Seperti diketahui, dua pejabat AS telah mengonfirmasi dua awak pesawat berhasil melontarkan diri saat jet tempur jatuh. Operasi pencarian hingga kini masih berlangsung, dikutip dari BBC pada Sabtu (4/4).
Pemerintah daerah setempat juga menegaskan bahwa penangkapan awak dalam keadaan hidup merupakan prioritas utama mereka.
Pernyataan tersebut disampaikan oleh gubernur Provinsi Kohgiluyeh dan Boyer-Ahmad, yang terletak di selatan Iran. Gubernur menyebutkan bahwa pencarian terhadap awak pesawat merupakan bagian penting dari respons keamanan. Di lapangan, upaya pencarian berlangsung dengan intensif dari kedua belah pihak.
Selain operasi penyelamatan yang dilakukan oleh militer AS, otoritas Iran juga dilaporkan mengerahkan aparat keamanan dan melibatkan warga sipil dalam pencarian ini.
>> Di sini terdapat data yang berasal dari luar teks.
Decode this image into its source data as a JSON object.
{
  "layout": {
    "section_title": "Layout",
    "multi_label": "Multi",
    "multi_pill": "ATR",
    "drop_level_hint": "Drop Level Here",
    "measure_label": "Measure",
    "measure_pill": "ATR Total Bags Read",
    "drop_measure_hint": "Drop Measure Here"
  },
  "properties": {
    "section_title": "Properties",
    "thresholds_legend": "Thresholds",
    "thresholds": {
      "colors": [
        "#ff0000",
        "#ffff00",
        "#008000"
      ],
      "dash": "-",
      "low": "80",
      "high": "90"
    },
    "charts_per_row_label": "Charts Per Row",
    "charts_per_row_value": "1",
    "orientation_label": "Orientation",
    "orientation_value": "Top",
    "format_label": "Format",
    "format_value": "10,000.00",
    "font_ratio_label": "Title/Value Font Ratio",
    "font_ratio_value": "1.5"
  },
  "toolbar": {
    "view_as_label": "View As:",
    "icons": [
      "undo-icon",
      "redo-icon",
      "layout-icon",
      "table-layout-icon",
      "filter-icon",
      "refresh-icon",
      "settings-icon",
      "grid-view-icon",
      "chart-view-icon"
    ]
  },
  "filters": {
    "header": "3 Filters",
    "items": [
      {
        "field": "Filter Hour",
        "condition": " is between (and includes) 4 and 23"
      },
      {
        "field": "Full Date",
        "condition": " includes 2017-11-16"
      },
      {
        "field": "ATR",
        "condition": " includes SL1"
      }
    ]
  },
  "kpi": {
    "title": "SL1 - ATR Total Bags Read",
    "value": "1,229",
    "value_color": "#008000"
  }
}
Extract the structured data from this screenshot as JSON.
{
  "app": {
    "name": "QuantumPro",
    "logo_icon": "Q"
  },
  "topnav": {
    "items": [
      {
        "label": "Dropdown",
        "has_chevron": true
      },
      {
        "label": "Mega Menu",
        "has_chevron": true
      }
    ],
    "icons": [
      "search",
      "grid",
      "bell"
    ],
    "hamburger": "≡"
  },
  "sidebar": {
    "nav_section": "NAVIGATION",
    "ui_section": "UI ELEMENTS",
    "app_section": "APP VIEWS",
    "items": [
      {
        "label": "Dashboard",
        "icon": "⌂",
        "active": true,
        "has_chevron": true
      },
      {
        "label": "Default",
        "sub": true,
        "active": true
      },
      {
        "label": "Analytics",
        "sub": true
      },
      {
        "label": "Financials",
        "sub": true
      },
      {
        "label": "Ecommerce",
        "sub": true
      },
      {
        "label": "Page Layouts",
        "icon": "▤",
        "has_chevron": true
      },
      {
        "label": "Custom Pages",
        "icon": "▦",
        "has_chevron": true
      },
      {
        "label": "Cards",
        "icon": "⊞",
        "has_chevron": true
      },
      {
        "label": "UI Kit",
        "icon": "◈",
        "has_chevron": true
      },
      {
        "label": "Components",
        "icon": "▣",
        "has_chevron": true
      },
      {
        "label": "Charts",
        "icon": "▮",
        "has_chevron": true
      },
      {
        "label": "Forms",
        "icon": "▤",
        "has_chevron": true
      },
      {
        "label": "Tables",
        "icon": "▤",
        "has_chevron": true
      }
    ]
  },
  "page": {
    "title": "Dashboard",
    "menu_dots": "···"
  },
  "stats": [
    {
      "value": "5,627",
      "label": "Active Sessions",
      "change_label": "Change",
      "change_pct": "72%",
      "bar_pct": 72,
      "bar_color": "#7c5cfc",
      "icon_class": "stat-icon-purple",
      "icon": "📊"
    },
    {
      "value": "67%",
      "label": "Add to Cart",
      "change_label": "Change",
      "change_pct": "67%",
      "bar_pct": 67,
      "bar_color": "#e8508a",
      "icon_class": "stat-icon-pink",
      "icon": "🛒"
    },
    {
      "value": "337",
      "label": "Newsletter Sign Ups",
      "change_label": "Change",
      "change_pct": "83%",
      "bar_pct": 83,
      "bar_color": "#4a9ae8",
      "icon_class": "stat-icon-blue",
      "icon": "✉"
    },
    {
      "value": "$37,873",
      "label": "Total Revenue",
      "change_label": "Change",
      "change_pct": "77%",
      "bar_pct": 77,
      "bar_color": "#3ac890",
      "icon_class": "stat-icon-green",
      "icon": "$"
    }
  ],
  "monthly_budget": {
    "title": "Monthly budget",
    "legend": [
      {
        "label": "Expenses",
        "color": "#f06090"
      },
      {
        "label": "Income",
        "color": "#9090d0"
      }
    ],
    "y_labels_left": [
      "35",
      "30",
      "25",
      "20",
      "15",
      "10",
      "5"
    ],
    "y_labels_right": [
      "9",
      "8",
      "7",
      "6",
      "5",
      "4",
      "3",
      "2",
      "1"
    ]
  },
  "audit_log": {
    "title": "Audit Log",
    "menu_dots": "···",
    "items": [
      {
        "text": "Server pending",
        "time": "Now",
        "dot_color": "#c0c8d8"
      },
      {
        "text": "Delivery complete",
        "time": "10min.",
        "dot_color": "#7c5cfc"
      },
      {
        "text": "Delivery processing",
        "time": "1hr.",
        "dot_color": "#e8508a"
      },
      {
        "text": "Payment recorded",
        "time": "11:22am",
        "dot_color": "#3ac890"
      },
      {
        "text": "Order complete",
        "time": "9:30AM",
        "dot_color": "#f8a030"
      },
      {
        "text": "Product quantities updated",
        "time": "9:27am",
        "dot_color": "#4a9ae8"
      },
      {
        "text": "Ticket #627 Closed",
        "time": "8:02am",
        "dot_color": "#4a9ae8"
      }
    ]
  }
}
Sejumlah gambar yang diklaim sebagai puing-puing pesawat juga beredar luas di media sosial Iran, meskipun belum ada verifikasi independen terkait gambar tersebut.
Di Washington, Gedung Putih belum memberikan rincian lebih lanjut mengenai insiden ini, dan saat dimintai tanggapan, pejabat hanya menyatakan bahwa Donald Trump telah menerima laporan terkait kejadian tersebut.
Ketegangan Regional Meningkat
Situasi di sekitar lokasi jatuhnya pesawat juga berdampak pada operasi militer lainnya di kawasan tersebut. Laporan media menyebutkan bahwa Israel menunda rencana serangan di area pencarian, meskipun belum ada konfirmasi resmi dari pihak militer Israel.
Sementara itu, militer AS sebelumnya membantah klaim dari Garda Revolusi Iran yang menyatakan bahwa sebuah jet tempur Amerika telah ditembak jatuh di atas Pulau Qeshm, yang terletak di kawasan strategis Selat Hormuz. Insiden ini menambah kompleksitas konflik yang tengah berlangsung dan sekaligus meningkatkan risiko bagi awak militer yang berada di wilayah musuh.
Upaya penyelamatan yang sedang berlangsung kini berpacu dengan waktu, di tengah tekanan dari operasi pencarian yang juga dilakukan oleh pihak Iran.